Il temperamento è sempre stato una componente essenziale nella carriera di Deki. “Figliolo, non vai bene per noi. Puoi provare, se vuoi, per qualche altra squadra minore". Dopo un provino per un piccolo club gli risposero in questo modo, da giovanissimo. Un altro avrebbe mollato, pochi anni dopo invece a 18 anni Dejan Stankovic era titolare e capitano della Stella Rossa, la squadra più importante del suo Paese. Da lì l’approdo alla Lazio, dove sfiorò subito uno scudetto, vincendone poi uno da protagonista.
Raro caso di centrocampista universale, poteva giocare ovunque, in una mediana in linea o a rombo, esterno oppure centrale. Sempre garantendo le specialità della casa, ovvero gol, assist, inserimenti e grinta. Arrivò con Zaccheroni, fu fondamentale con Mancini e indispensabile con José Mourinho, che ne fece uno dei segreti della sua Inter invincibile. Secondo qualche giornale Mou l’avrebbe mandato via subito, divenne invece uno dei suoi pretoriani più fedeli.
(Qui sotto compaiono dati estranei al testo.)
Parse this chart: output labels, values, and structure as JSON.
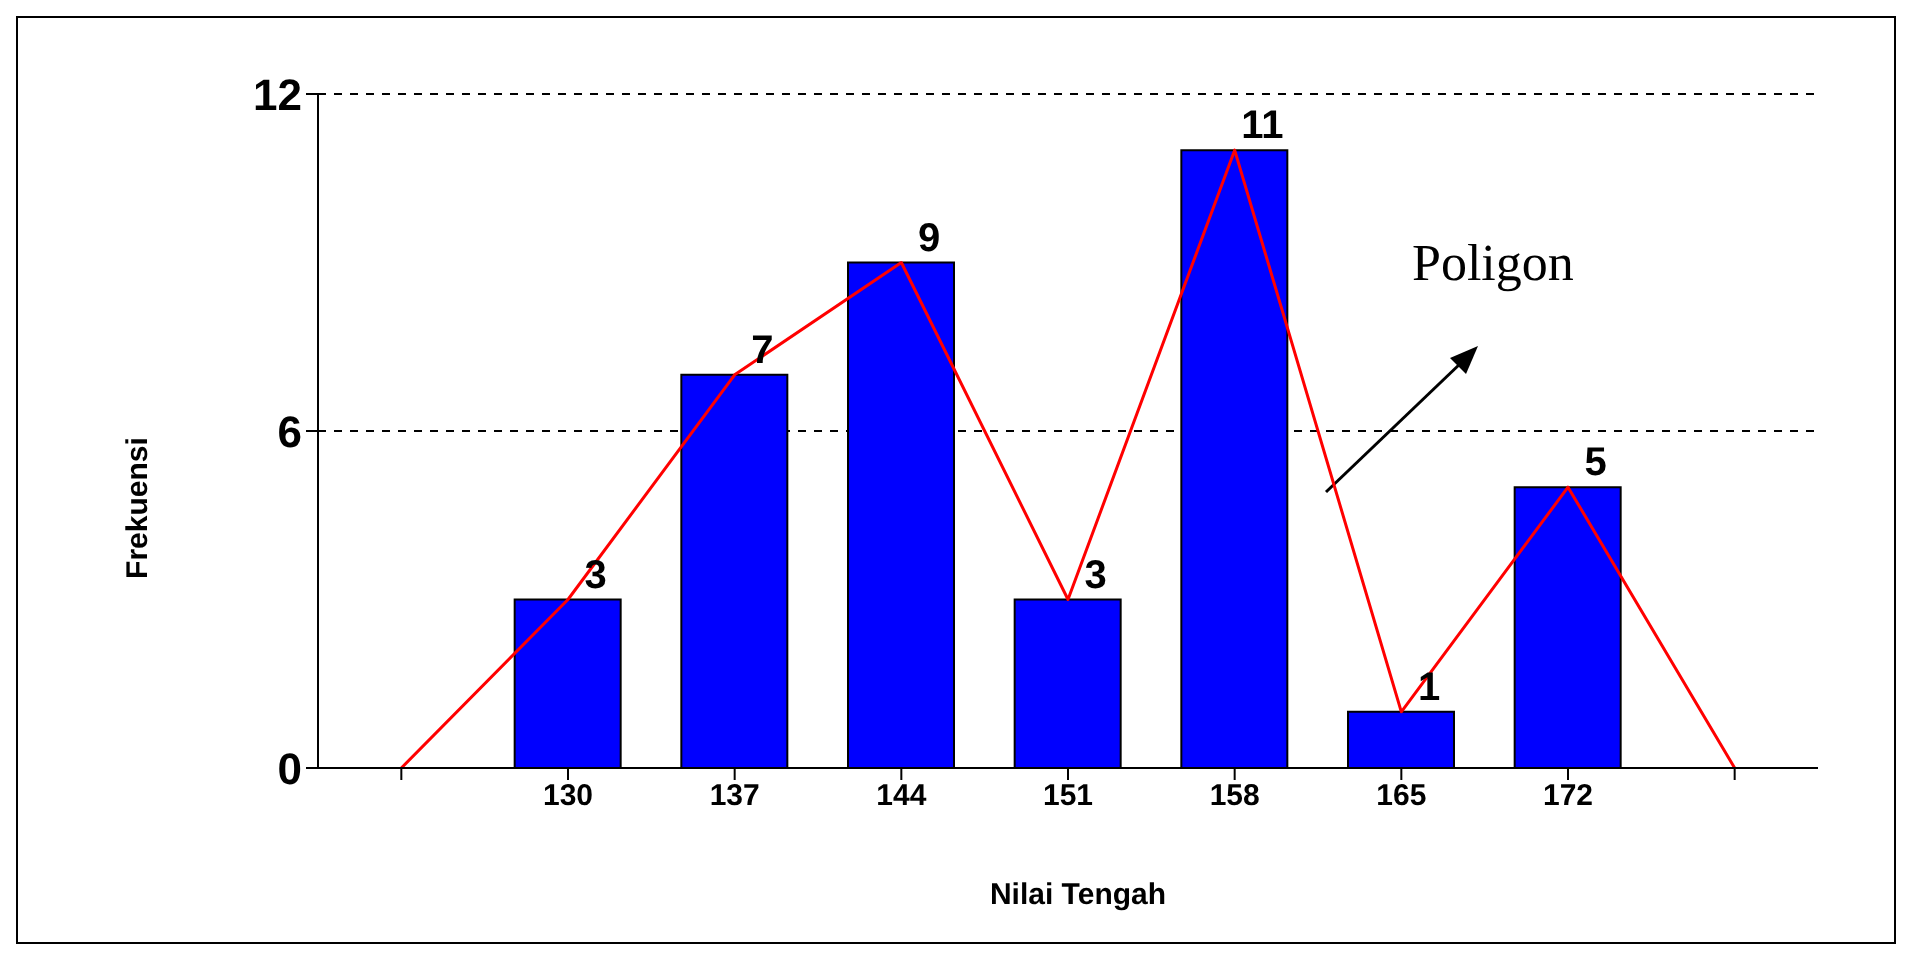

San Siro l’ha amato subito, per le notevoli doti tecniche e per la capacità di vivere le partite con l’intensità di un tifoso. Uno da Inter, uno dell’Inter: Deki è stato così, senza compromessi, senza mai trincerarsi dietro parole di circostanza, vittoria o sconfitta che fosse. Segni particolari: gol nelle gare importanti, con un occhio particolare a derby e partite chiave in Champions League. Segni ancora più particolari: reti spettacolari, magari da metà campo.
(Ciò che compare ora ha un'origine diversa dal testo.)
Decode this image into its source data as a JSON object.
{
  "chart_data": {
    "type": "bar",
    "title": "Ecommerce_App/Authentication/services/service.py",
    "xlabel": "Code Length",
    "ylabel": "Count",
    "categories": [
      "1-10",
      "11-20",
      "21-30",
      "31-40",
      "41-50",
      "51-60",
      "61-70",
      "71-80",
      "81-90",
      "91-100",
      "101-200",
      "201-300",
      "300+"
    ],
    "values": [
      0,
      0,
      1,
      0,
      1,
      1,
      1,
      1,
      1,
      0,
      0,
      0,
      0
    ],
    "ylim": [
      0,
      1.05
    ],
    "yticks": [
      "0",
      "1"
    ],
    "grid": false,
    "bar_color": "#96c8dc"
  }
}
Segnò da 60 metri contro il Genoa in campionato, calciando al volo un errato rinvio di Amelia. “Pura fortuna”, azzardò qualcuno, presto zittito dal bis. Quarti di Champions League, Manuel Neuer in porta, e Stankovic concesse la replica tra l’incredulità generale. Salutò San Siro da leggenda, quasi un decennio dopo avervi messo piede da interista. Maglia che gli è rimasta addosso, come una seconda pelle.
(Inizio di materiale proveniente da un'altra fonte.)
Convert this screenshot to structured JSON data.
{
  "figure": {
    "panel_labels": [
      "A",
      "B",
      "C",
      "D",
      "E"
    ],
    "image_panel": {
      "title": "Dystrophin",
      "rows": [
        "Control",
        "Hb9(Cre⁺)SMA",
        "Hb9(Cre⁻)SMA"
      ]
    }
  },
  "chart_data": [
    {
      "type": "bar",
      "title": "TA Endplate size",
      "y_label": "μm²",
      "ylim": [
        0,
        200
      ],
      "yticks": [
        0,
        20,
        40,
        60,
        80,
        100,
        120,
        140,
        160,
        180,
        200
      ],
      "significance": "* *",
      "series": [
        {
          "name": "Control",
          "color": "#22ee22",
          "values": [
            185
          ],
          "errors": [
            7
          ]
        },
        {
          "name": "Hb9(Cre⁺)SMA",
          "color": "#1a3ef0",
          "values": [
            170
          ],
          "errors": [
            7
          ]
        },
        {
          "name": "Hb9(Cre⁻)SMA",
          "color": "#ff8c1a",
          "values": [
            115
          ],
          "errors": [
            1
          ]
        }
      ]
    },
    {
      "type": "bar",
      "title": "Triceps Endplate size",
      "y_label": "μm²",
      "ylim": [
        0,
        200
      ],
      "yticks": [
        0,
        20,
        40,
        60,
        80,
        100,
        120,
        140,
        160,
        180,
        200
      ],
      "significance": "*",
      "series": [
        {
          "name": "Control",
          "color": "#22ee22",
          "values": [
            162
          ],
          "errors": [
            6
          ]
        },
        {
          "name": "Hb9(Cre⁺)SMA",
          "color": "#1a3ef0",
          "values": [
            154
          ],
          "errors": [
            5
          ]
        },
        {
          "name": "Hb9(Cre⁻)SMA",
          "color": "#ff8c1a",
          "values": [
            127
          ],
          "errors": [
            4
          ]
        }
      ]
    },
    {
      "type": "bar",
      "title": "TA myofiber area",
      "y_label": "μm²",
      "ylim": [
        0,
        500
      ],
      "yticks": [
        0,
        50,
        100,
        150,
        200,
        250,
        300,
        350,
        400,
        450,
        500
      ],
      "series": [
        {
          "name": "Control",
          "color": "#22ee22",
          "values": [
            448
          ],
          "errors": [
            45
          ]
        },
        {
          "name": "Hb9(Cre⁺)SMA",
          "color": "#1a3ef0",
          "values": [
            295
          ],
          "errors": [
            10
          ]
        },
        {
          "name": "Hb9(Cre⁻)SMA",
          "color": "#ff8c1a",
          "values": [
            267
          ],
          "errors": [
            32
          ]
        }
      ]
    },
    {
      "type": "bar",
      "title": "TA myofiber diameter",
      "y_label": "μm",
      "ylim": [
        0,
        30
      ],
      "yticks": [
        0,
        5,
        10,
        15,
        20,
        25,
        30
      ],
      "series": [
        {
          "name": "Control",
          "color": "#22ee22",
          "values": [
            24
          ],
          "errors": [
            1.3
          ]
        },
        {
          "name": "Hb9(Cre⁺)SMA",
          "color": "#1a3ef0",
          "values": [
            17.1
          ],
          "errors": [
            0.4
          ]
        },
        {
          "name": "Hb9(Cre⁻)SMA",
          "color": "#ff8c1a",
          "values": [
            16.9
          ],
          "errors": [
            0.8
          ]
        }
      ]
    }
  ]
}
Una fiammata. E la partita si incendiava. Gli angoli più inesplorati delle porte venivano battezzati dai suoi tiri, potentissimi e precisi. Imprendibili. I compagni lo avevano soprannominato ‘The Sniper’, il cecchino. Per tutti è sempre stato, semplicemente, Deki. La storia di Dejan Stankovic e dell’Inter era scritta nel destino. Questione di scelte, questione di affinità: orgoglio e lealtà, unicità ed esclusività. Il primo gol in nerazzurro, guarda caso, l’ha segnato proprio in un #DerbyMilano. Partita che lo ha sempre esaltato e nella quale ha sempre lottato per ribadire il concetto di una Milano tutta nerazzurra. Dejan Stankovic è stato il centrocampista che ha ricoperto tutti, e di più, i ruoli della mediana. Sempre con la stessa abnegazione, anche quando le cose sembravano non girare bene. Sacrificio misto a piedi chirurgici e conoscenza di calcio: l’uomo perfetto per ogni occasione. 326 partite e 42 gol, alcuni leggendari. Facilissimo ricordare quello di Genova, al volo da centrocampo, a 54 metri dalla porta avversaria. Solo il preludio al capolavoro contro lo Schalke, contro Neuer. Perle preziose incastonate in una carriera impreziosita da cinque scudetti, una Champions League, un Mondiale per Club, quattro Coppa Italia e quattro Supercoppa Italiana. Ma la differenza di Dejan sta anche in come ha vissuto la sua esperienza all’Inter, vittorie comprese. A Siena, nel 2007, visse il momento del rigore di Materazzi dando le spalle al dischetto, aspettando l’esito con la tensione di un tifoso nerazzurro vero. A Parma, l’anno dopo, celebrò i gol scudetto di Ibrahimovic inginocchiandosi, in lacrime, ai piedi del settore degli interisti. Ecco, Dejan è stato un grandissimo interista: “Ho avuto l'onore di indossare questi colori che rimarranno per sempre sulla mia pelle, non lo potrò mai cancellare, nessuno potrà mai cancellarlo”. E infatti non verrà cancellato, rimarrà per sempre nella storia nerazzurra.